Prima di capire come scegliere le keywords è importante capire cosa si intende con questo termine. Le parole-chiave sono quella serie di termini più usati dagli utenti nei motori di ricerca. Se non si scelgono in maniera corretta si rischia di non ottenere un buon posizionamento oppure di indirizzare utenti non realmente interessati all’azienda. Il punteggio di qualità è uno dei fattori determinanti per capire quali siano le keywords più performanti. Esso viene valutato attraverso tre punti: la probabilità che una determinata parola-chiave possa portare a dei click da parte degli utenti; la pertinenza degli annunci ossia l’effettiva correlazione tra contenuti e keywords; il comportamento degli internauti all’interno di una pagina ed è calcolato in base a quante persone hanno cliccato sull’annuncio.
A seconda dei punteggi diventa più facile scegliere le migliori parole-chiave da usare. L’ideale è escludere quelle con un punteggio inferiore a 6, investendo sulle rimanenti.

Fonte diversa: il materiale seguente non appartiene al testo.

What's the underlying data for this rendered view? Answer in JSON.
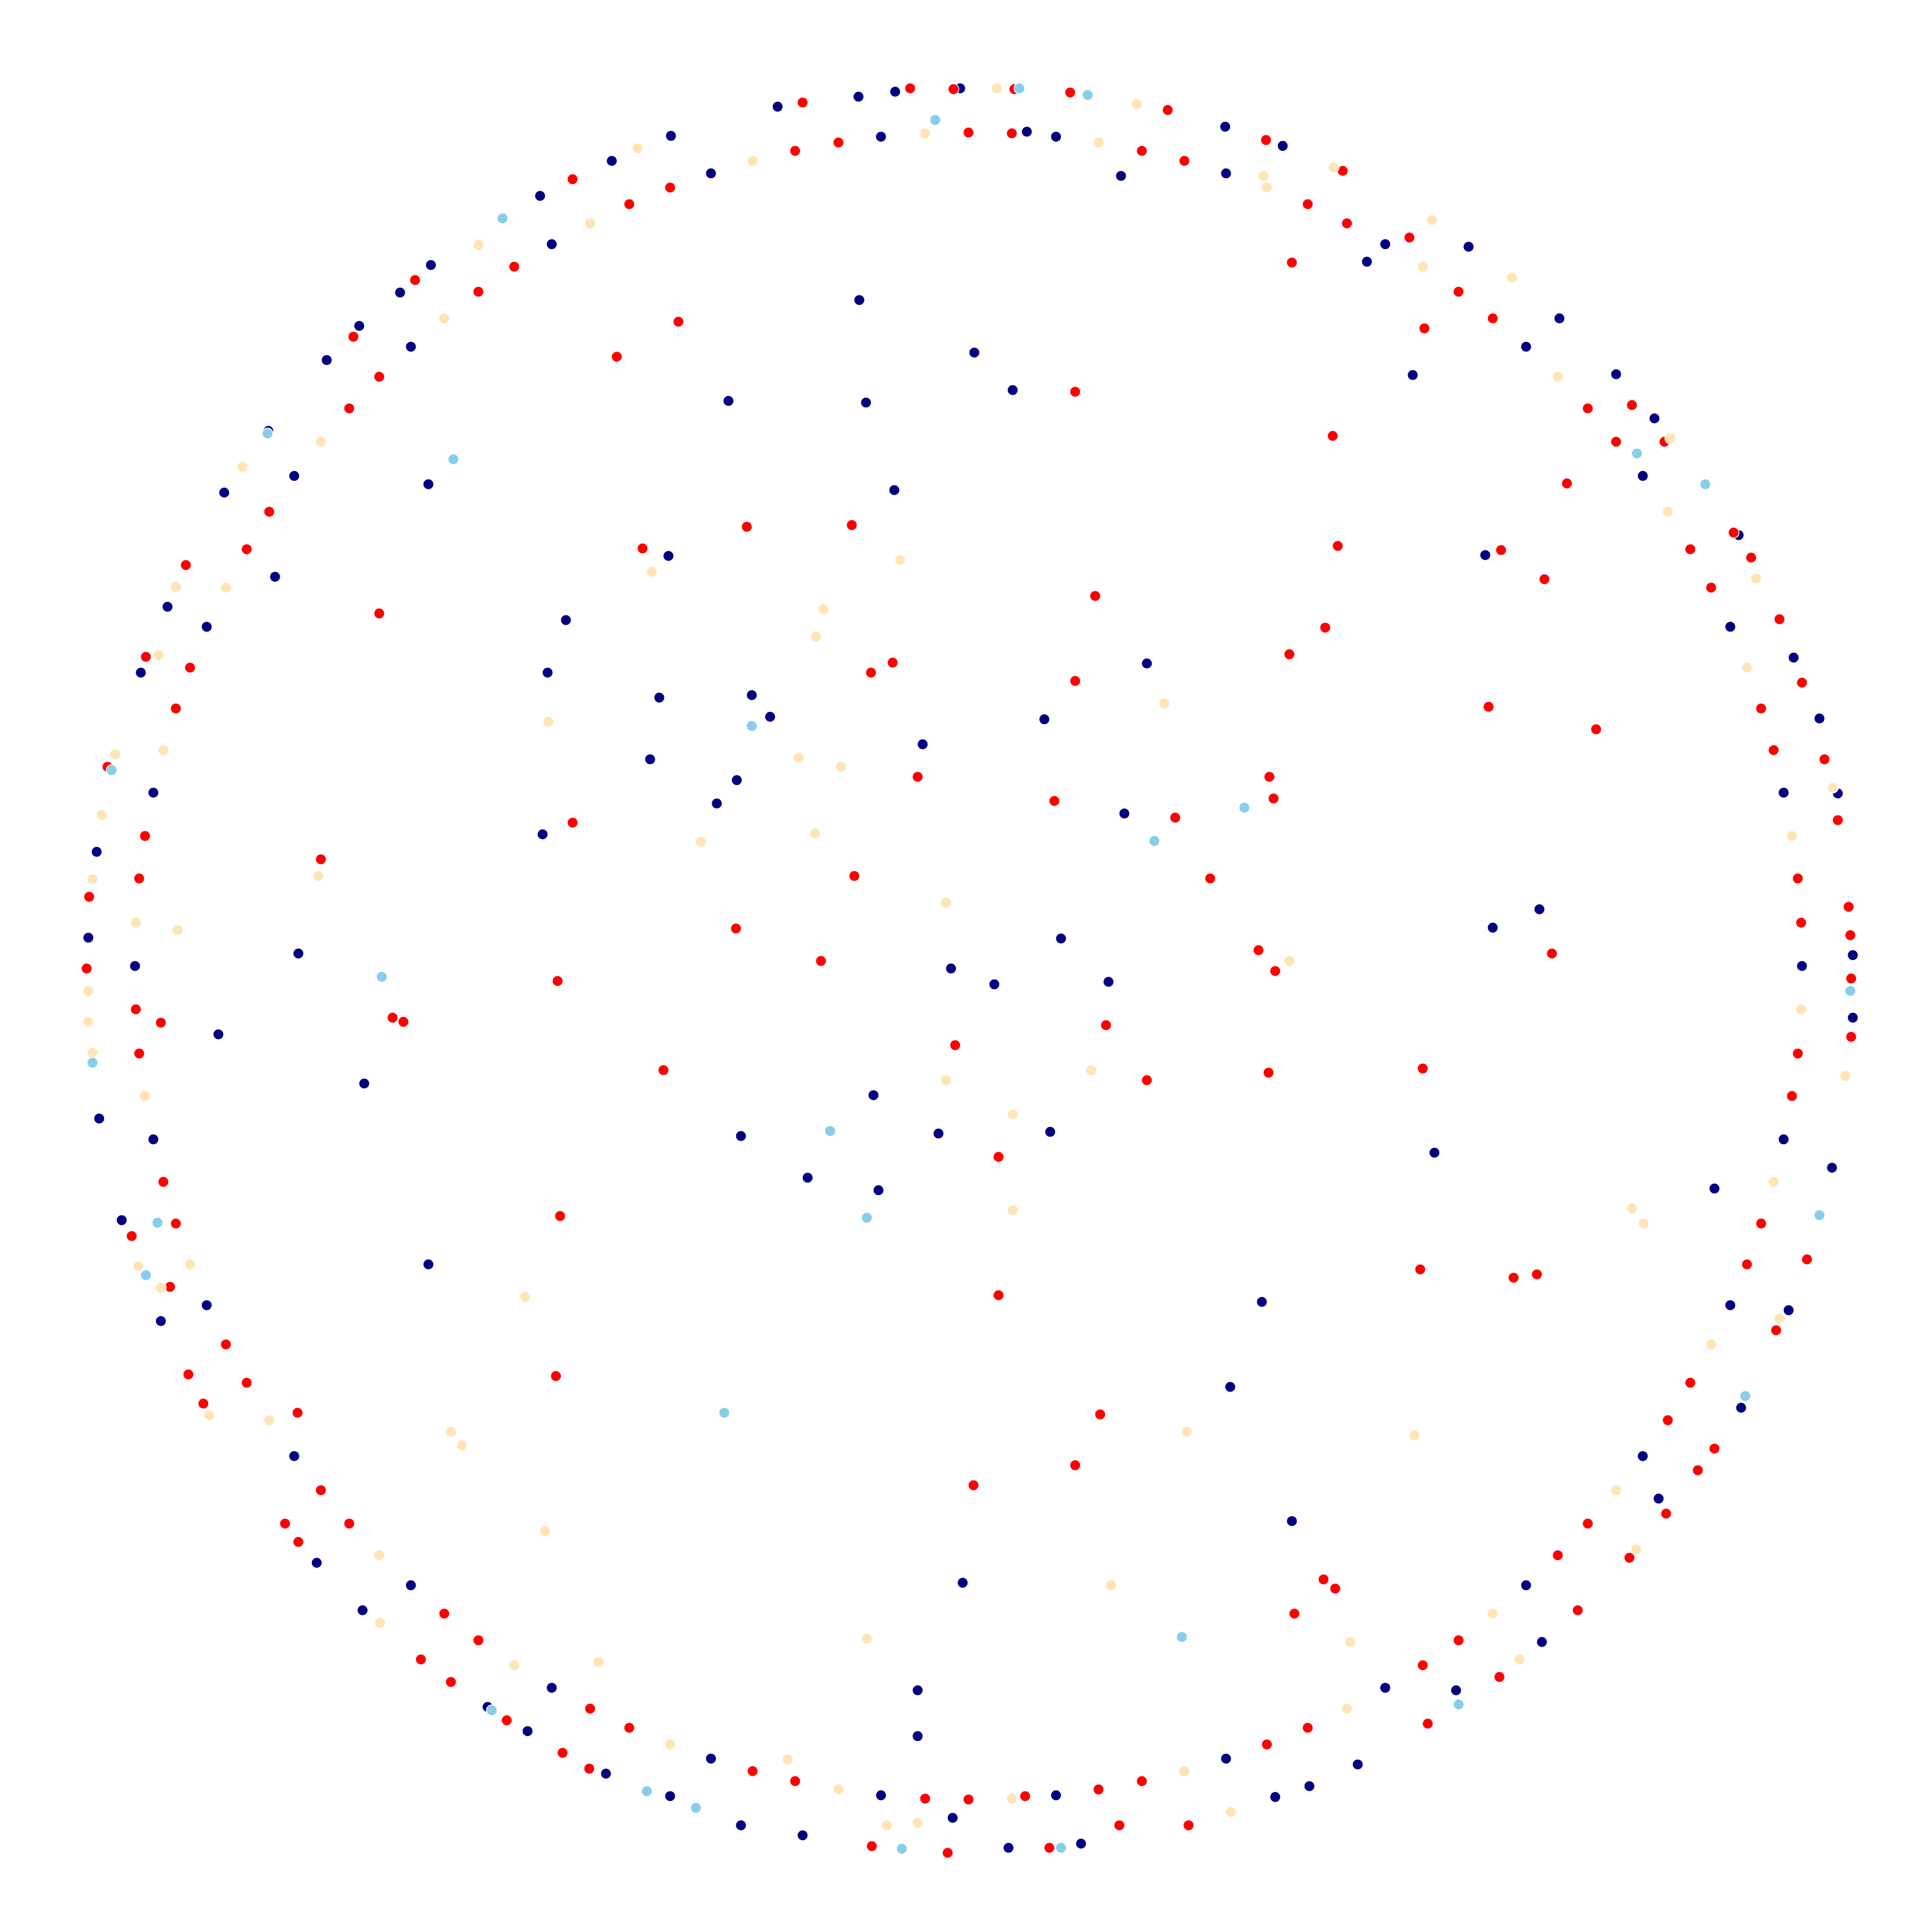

Tenere presente la localizzazione e creare dei gruppi di annunci strutturati

Non fare un’analisi del rendimento geografico della campagna Ads è uno degli errori più comuni. Nella scheda “località” sono elencate tutte le zone in cui gli annunci hanno maggiore successo ottenendo più click e consultazioni. Se alcuni posti non rendono come immaginato si può modificare la propria campagna Ads andando a concentrare energie e denaro su aree che sembrano essere maggiormente interessati agli annunci proposti. La suddivisione degli annunci in gruppi basati sulle keywords è uno strumento efficace per rendere più facile raggiungere il target di interesse. Per la divisione è necessario raggruppare le parole-chiave mantenendo l’ambito semantico. Per ogni gruppo di keywords, poi, devono essere realizzati almeno due annunci diversi. I vari gruppi di annunci devono essere creati secondo un criterio preciso e strutturato, il più possibile specifico. Infatti, più sarà specializzato il gruppo e più sarà facile raggiungere il determinato target di riferimento.

Monitoraggio costante per capire dove investire

La campagna di Ads deve essere costantemente monitorata per tenere sotto controllo giorni e momenti della giornata in cui si ricevono più click per valutare se è necessario investire in particolari e determinate fasce orarie o giorni, così da riuscire a raggiungere ottimi risultati. Il controllo della campagna Ads consente anche di vedere da quali dispositivi si ottengono maggiori click, consentendo di investire sull’ottimizzazione dei vari annunci a seconda dei diversi dispositivi.